MarkJones7 · ‎08-13-2020

Hi Dave,

I had tried to use the output parameter but it wouldn't work. Is that because the csv isn't being generated via an arcpy function and therefor the process doesn't see any output to send back?

DavidPike · ‎08-13-2020

Is this a python toolbox? never got round to learning these! (old excuse).

I had a scan through the code, there seems to be no output csv specified, rather just wrangling the input to create an output?

I'd say the tool needs an output result to be set to allow the file to be downloadable, rather than dumping it into a semi hardcoded server location.

MarkJones7 · ‎08-13-2020

There quite fun to build, the only thing that blows is that it has to be written in python 2 since the esri server isn't running python 3. =[

So, would I create a output param with a default location to start? and then once the user has selected the directory they want to store the csv file in I would update the output parameter to that value?

DavidPike · ‎08-13-2020

This is only how I managed to get these to work, with any esri documentation being distinctly lacking..
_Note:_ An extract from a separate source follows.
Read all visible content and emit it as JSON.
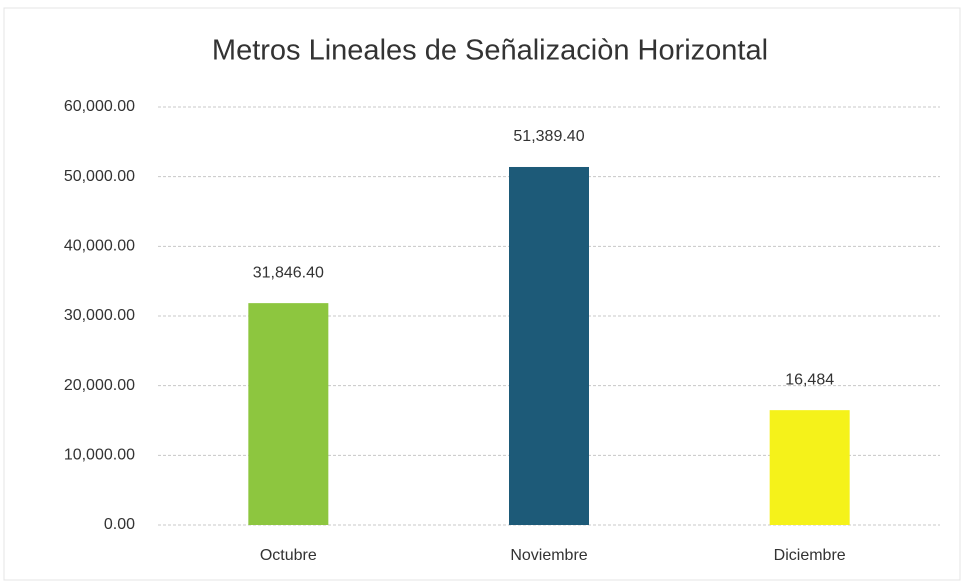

I would set an output location/filename as a user-specified parameter (direction->output) then have that as an arcpy.SetParameter(x, y) (cant remember the syntax for it). On publishing, ArcGIS server seems to strip this and save any tool outputs to the server output directory (whatever this is set as in server manager).

MarkJones7 · ‎08-13-2020

So even for you the output still gets placed on the server and not where the user has selected?

DavidPike · ‎08-13-2020

well it gets downloaded subsequently by the user via a url to the output directory. There may be such functionality I'm not aware of, but I would of thought any user-specified output location would need to be registered to the data store.